Por Milton Furquim, Juiz de Direito, Vara Civil Infância e Juventude da Comarca de Guaxupé
Refleti e relutei muito de escrever este artigo pensando nas vítimas do COVID 19, das perdas irreparáveis de seus familiares. Sei que serei
intensamente contestado. Mas, faço desta reflexão minha homenagem as mais de duzentas mil almas que se foram. Estamos sujeitos ao mesmo risco!
Ultrapassado os períodos das “festas” (Natal, Réveillon, etc.), a exemplo de Belo Horizonte, começam a pipocar decretos municipais determinando o fechamento (lockdown) dos estabelecimentos comerciais e de serviços ditos não essenciais.
Como todo ato administrativo, exige-se observância aos princípios da legalidade, da impessoalidade, do ato formal suficientemente justificado e fundamentado. Assim, para surpresa de ninguém, tais decretos são “justificados” nas festas do final de ano que resultaram no aumento de pessoas contaminadas pelo coronavírus, sobrecarregando o sistema de saúde
e o crescimento exponencial da ocupação de leitos especiais e UTI dos hospitais.
Entretanto, alguns questionamentos me ocorrem e não consigo respostas plausíveis. Principalmente, pela ausência de informações que nos permita uma análise mais profunda dos fatos. Aqueles boletins diários COVID-19 são insuficientes e, na maioria das vezes, mal interpretados.
Desde o início da pandemia, faço registro diário destes boletins numa planilha que me permite algumas análises. Claro que desprovidas de rigor
científico. Aliás, este pensamento é de um leigo que, como muitos, procuram respostas.

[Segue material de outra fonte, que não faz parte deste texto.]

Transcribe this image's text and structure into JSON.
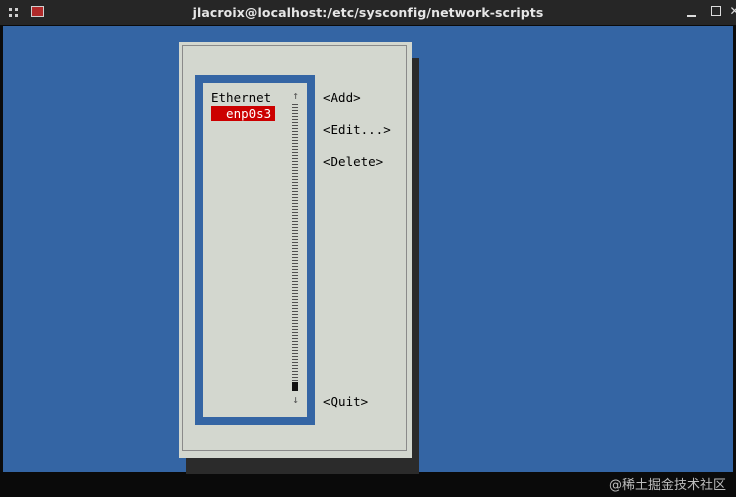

É verdade que no período da pandemia até o final de 2020 houve o auxílio emergencial que custeou, ainda que parcialmente, aproximadamente
70 milhões de pessoas (autônomos, pequenos comerciantes, etc). Custeou 70% da folha de pagamento das empresas. Prorrogou e parcelou os encargos. Liberou empréstimos para Capital de Giro.

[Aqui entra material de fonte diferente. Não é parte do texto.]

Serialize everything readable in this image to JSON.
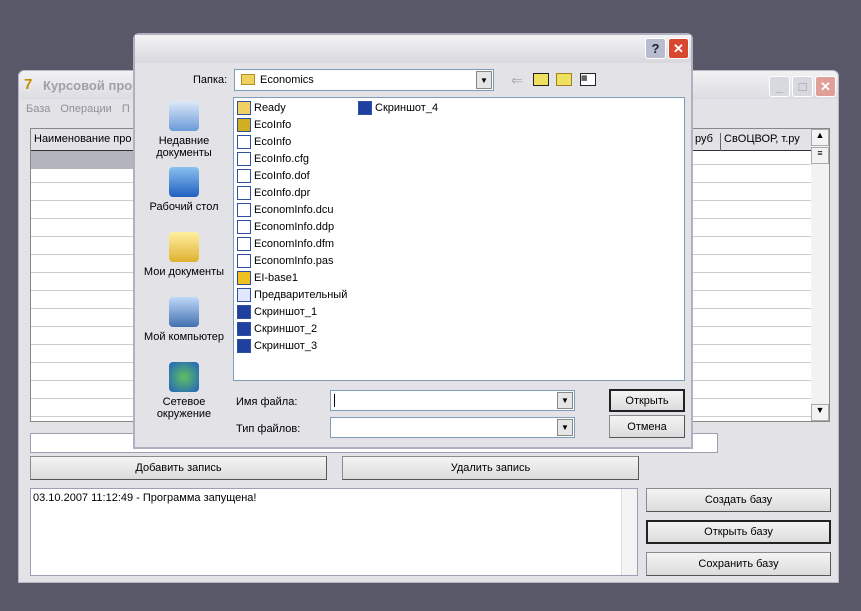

Enfim, o empresariado só não “quebrou” e, também, muitas pessoas sobreviveram, por conta do socorro do Governo Federal.
Mas, como o Presidente vem reiteradamente avisando, não há mais recursos para custear tais auxílios. O país precisa retomar sua capacidade produtiva – econômica.
Voltando ao tema, os decretos atuais “justificam” as medidas responsabilizando a sociedade pelas “festas do final de ano”. Então, vamos às responsabilidades:
As alegadas “festas” ocorreram em todo o período daquele lockdown.
Eram constantes as notícias de festinhas de aniversário, peladas de futebol, churrascos, feriadões prolongados em chácaras de veraneios, etc.
Por falta de informações precisas, boatos corriam de que esta ou aquela pessoa teria contraído o coronavírus naquelas “atividades”. Outras, vítimas deles porque trouxeram a doença para casa, contaminando àqueles que se mantinham reclusos porque eram do grupo de alto risco.
A pandemia teve início em março passado, seguida de decretos estatuais e municipais determinando o fechamento de indústrias, comércios (não essenciais) e, absolutamente, todas as atividades de serviços. Desde então as autoridades alertavam: “o pico será em abril”.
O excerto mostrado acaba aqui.